Das Schiffahrtsgericht hat die ursprünglich nur in Höhe eines Teilbetrages von 10.000 DM gegen die Beklagte und den Schiffer Sch. erhobene Klage gegen letzteren unbeschränkt, gegen die Beklagte auf Schiff und Ladung oder deren Wert beschränkt dem Grunde nach für gerechtfertigt erklärt. Die Berufung wurde nur von der Klägerin und der Beklagten durchgeführt. Das Berufungsgericht hat die im zweiten Rechtszuge auf die volle Schadenshöhe erweiterte Klage gegen die nunmehr allein Beklagte unbeschränkt dem Grunde nach für gerechtfertigt erklärt und die Berufung der Beklagten zurückgewiesen.
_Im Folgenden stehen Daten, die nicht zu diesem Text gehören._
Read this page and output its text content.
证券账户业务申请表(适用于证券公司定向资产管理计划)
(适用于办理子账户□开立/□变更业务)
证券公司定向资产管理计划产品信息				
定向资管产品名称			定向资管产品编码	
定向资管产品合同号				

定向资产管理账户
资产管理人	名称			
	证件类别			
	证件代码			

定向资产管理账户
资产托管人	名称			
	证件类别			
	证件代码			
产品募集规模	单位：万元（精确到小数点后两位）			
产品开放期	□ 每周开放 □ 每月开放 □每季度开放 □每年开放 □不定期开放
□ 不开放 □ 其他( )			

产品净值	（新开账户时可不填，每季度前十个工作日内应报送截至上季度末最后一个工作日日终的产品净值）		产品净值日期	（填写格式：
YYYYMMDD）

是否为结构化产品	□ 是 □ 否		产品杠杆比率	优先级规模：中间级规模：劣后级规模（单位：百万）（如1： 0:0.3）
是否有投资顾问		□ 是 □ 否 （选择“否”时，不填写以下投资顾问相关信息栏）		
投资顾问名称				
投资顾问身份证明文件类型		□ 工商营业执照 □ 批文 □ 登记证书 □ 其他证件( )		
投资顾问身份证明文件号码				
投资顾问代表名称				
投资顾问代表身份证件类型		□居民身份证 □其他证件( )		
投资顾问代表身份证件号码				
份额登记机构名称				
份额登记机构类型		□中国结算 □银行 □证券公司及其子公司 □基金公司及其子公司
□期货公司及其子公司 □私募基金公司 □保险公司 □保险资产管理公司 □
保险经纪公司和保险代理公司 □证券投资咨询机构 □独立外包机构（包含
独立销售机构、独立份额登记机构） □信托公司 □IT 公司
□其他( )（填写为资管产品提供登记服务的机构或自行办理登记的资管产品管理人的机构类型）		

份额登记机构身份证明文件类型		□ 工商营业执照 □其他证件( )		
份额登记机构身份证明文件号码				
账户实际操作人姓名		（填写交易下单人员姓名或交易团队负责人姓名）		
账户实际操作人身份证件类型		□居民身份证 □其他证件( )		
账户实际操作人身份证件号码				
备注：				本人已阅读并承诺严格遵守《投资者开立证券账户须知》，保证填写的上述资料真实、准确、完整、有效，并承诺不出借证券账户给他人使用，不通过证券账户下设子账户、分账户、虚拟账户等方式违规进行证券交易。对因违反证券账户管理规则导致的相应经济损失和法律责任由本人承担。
Die Revision führte zur Aufhebung und Zurückverweisung.

Entscheidungsgründe

Das Berufungsgericht hält die falsche Breitenangabe des Schiffers der "HH 9" für die unmittelbare und adäquate Ursache, nicht nur der Einklemmung der Schiffe, sondern auch der weiteren Schäden, die sich bei der Lösung der Schiffe aus der Klemmlage ergeben haben. Es führt dazu aus, daß das Einklemmen beim Abschleusen zwar selten, aber nicht ungewöhnlich sei und daß auch die Dienstanweisung für das Schleusenpersonal mit solchem Vorkommen rechne. Ebenso sei die Behebung des Einklemmens durch Wasserzugabe nicht ungewöhnlich, sondern allein auf diese Weise erreichbar. Gefahren beim Schleusenbetrieb lägen jederzeit innerhalb der Lebenserfahrung. Diese Gefahren vervielfachten sich aber, wenn eine der vorgesehenen Gefährdungen, hier das Einklemmen, eingetreten sei und in üblicher, innerhalb der Lebenserfahrung liegender Weise beseitigt werden müsse. Dabei müsse in erhöhtem Maße mit einem mehrfachen, ja sogar gleichzeitigen menschlichen und technischen Versagen gerechnet werden. Das liege keinesfalls außerhalb jeder Wahrscheinlichkeit und sei auch dem Schutenführer nach allgemein menschlicher Erfahrung erkennbar gewesen. Das Versagen des Schleusenpersonals genüge also nicht zur Unterbrechung des Zusammenhanges zwischen der unrichtigen Breitenangabe und dem Untergange der "Edelweiß".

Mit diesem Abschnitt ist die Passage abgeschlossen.